Same ingress IP used across multiple clusters in VMware Tanzu Kubernetes Grid Edition (TKGI) 1.7
search cancel

Same ingress IP used across multiple clusters in VMware Tanzu Kubernetes Grid Edition (TKGI) 1.7

book

Article ID: 298730

calendar_today

Updated On:

Products

VMware Tanzu Kubernetes Grid Integrated Edition

Issue/Introduction

After creating a VMware Tanzu Kubernetes Grid Edition (TKGI) cluster using a network profile to specify the ingress_ip parameter in cni_configurations, the types of cluster creation listed below look correct but the virtual servers for ingress never gets created, as seen in the NSX-T UI page:
  • TKGI cluster created without a network-profile.
  • TKGI cluster created with a network profile not specifying the ingress_ip parameter in cni_configurations.

Cause

After creating a TKGI cluster using a network profile to specify ingress_ipfor subsequent clusters created with or without network profile, the http_and_https_ingress_ip parameter in NCP configuration (/var/vcap/jobs/ncp/config/ncp.ini) does not get overridden. As a result, NCP ends up picking the same ingress_ip which was used earlier to create virtual servers for the previous cluster.
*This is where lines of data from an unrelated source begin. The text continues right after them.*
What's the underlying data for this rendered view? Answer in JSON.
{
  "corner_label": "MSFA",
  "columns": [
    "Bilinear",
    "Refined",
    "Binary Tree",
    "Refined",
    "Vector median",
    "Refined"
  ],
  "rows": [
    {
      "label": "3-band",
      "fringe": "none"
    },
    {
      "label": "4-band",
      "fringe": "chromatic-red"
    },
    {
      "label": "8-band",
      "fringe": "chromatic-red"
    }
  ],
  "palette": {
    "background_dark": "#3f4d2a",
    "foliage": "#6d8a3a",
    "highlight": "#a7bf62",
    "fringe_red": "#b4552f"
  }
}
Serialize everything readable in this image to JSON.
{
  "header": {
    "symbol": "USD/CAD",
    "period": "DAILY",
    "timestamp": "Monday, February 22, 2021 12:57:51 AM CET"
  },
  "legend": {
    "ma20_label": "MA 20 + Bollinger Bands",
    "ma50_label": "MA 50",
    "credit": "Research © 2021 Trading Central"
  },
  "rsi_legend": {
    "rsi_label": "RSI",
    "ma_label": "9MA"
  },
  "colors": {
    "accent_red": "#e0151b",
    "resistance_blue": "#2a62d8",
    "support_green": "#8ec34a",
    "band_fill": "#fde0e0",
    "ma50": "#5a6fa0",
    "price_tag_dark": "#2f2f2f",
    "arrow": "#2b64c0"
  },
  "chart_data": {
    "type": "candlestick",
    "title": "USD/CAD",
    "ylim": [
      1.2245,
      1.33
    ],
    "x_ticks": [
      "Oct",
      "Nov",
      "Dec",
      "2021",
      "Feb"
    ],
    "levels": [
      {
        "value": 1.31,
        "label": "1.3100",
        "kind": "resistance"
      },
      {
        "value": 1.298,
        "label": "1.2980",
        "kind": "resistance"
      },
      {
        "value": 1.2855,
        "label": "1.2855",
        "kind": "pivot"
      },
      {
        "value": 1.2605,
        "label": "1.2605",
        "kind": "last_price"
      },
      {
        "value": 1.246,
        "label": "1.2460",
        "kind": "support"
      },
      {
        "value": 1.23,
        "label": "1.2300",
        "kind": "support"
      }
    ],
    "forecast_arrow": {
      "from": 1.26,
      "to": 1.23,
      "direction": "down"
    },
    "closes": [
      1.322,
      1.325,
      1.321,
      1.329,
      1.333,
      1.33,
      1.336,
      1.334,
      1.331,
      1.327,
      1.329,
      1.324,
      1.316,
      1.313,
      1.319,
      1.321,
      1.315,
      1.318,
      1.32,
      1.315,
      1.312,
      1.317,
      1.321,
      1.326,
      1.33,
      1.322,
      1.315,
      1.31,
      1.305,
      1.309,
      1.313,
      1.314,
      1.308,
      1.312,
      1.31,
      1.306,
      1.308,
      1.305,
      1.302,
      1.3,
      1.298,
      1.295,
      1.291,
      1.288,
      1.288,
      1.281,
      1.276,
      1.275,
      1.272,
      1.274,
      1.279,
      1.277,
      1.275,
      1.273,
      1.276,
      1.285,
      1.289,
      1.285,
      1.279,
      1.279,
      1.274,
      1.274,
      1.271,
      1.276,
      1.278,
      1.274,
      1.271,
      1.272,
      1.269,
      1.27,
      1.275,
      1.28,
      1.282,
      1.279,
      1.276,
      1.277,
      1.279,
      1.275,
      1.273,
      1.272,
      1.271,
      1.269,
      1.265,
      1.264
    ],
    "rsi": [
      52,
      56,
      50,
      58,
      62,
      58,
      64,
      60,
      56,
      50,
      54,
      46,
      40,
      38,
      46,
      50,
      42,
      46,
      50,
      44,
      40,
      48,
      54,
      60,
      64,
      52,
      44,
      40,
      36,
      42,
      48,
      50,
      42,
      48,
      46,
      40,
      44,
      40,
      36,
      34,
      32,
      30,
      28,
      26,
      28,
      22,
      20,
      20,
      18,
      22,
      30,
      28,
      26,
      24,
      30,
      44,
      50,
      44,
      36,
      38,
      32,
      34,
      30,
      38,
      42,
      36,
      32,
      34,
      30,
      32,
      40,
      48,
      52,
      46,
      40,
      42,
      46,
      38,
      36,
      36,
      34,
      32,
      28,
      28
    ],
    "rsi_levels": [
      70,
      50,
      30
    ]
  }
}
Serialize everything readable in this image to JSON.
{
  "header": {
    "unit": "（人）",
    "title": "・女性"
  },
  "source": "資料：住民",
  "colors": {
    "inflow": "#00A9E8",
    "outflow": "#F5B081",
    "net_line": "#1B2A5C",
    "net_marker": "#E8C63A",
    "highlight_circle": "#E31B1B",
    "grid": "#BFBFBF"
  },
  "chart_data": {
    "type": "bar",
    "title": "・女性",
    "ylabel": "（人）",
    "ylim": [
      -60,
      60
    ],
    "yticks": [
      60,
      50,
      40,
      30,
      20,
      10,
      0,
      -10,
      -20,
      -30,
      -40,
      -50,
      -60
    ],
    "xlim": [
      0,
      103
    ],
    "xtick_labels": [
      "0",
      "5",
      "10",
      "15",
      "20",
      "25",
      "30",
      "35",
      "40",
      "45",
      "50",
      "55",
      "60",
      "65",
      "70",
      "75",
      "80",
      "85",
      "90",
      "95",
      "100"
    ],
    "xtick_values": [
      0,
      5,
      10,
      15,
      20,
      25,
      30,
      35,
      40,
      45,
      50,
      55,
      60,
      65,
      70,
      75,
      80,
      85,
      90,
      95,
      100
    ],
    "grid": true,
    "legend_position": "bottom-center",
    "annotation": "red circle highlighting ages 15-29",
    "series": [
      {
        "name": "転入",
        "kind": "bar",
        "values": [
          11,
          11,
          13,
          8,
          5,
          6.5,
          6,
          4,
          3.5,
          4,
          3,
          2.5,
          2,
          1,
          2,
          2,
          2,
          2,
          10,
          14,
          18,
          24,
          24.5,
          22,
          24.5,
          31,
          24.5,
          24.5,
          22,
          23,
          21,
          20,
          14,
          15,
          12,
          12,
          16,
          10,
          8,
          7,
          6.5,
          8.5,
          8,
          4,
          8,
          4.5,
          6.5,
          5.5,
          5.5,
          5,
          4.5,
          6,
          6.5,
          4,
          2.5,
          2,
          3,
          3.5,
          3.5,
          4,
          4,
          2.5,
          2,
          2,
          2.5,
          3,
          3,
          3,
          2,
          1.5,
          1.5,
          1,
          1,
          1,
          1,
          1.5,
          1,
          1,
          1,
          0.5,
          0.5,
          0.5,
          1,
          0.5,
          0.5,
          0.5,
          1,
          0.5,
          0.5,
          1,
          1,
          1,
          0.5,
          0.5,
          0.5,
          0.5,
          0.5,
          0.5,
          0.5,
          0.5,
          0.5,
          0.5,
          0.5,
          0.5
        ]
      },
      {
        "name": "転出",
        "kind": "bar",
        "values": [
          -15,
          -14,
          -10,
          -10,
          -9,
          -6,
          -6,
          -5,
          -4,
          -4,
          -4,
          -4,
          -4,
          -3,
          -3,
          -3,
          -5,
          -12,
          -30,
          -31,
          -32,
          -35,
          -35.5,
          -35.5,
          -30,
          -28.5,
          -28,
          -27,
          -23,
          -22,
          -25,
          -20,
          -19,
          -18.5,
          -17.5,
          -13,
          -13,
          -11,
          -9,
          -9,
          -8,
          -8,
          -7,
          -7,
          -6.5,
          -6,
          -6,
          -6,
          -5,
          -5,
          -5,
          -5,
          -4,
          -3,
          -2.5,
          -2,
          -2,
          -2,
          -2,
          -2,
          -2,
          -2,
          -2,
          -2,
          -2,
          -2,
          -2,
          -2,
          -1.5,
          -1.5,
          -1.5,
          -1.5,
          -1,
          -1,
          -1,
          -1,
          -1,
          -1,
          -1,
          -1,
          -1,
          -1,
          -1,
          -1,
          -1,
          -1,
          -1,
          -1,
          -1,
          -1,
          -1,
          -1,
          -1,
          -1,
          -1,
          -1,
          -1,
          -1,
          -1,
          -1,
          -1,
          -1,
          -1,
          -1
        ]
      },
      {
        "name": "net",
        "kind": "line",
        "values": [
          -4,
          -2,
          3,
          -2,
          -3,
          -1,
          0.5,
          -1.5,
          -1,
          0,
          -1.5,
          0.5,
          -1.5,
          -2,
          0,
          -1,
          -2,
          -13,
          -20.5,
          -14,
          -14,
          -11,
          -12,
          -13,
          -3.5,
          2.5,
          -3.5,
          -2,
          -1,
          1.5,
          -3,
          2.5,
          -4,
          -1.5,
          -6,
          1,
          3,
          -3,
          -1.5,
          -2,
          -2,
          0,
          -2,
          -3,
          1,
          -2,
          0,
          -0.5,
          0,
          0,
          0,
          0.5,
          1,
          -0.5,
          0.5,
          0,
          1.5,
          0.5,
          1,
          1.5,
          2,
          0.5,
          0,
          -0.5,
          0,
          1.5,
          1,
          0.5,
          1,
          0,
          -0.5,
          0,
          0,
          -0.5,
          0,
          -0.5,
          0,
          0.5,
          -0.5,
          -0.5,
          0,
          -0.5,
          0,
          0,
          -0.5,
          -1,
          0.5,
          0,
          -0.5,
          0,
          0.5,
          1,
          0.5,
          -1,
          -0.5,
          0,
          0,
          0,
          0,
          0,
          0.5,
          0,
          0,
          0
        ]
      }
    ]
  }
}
Since the ingress_ip now being used is already allocated in the FIP pool, new virtual servers for ingress controller of subsequent clusters are not created.

Even though the cluster creation succeeds for the subsequent cluster, you can still see the failure in cluster logs stating the conflict (/var/vcap/sys/log/ncp/ncp.stdout.log):
[nsx@6876 comp="nsx-container-ncp" subcomp="ncp" level="INFO"] nsx_ujo.ncp.nsx.lb_layer4_service Assigned user specified ip 10.40.14.60 to Layer7 virtual servers
[nsx@6876 comp="nsx-container-ncp" subcomp="ncp" level="WARNING"] vmware_nsxlib.v3.client The HTTP request returned error code 409, whereas 201/200 response codes were expected. Response body {u'error_code': 5141, u'error_message': u'Requested IP Address 10.40.14.60 is already allocated.', u'httpStatus': u'CONFLICT', u'module_name': u'id-allocation service'}
[nsx@6876 comp="nsx-container-ncp" subcomp="ncp" level="ERROR" errorCode="NCP00164"] nsx_ujo.ncp.nsx.manager.base_k8s_nsxapi Failed to allocate ip from ip pool: NSX IP 10.40.14.60 is already allocated in ip pool efe30760-39c2-4644-b6b1-103b7cfe609e


How to reproduce this issue?

Using the following sequence to create TKGI clusters ends up duplicating the Ingress IP for the virtual servers deployed in NSX-T.

1. Create a TKGI cluster (cluster1) with a Network Profile (test-np1.json), which defines the ingress_ip parameter, under cni_configurations to manually specify an available FIP from the FIP pool.

Example: Network Profile (test-np1.json):

{
    "name": "test-np1",
    "description": "Network profile using API lookup mode",
    "parameters": {
      "nodes_dns": [
        "<redacted>"
        ],
      "fip_pool_ids": [
        "<redacted>"
        ],
      "dns_lookup_mode": "API",
      "cni_configurations": {
        "type": "nsxt",
        "parameters": {
        "ingress_ip": "10.40.14.60"
                }
        }
    }
}

2. Create another TKGI cluster (cluster2) with a Network Profile (test-np2.json) that does not manually specify a FIP for the ingress_ip parameter.

Example: Network Profile (test-np2.json):
{
    "name": "test-np2",
    "description": "Network profile using API lookup mode",
    "parameters": {
      "nodes_dns": [
        "<redacted>"
        ],
      "fip_pool_ids": [
        "<redacted>"
        ],
      "dns_lookup_mode": "API"
    }
}

3. BOSH SSH to the master VM for cluster1 and cluster2 and observe that ncp.ini under /var/vcap/jobs/ncp/config/ncp.ini have the same IP for http_and_https_ingress_ip parameter for both cluster1 and cluster2

4. Lastly, in the NSX-T Manager UI, navigate to Advanced Networking & Security > Load Balancing > Virtual Servers. You will see virtual servers created only for cluster1 and not for cluster2.

Environment

Product Version: 1.7
OS: Ubuntu

Resolution

Workaround

For now, a workaround to resolve this issue is to explicitly use a network profile that specifies a new IP for the ingress_ip parameter in cni_configurations with each TKGI cluster creation so that old ingress_ip gets overridden in NCP configurations (ncp.ini) on TKGI cluster nodes.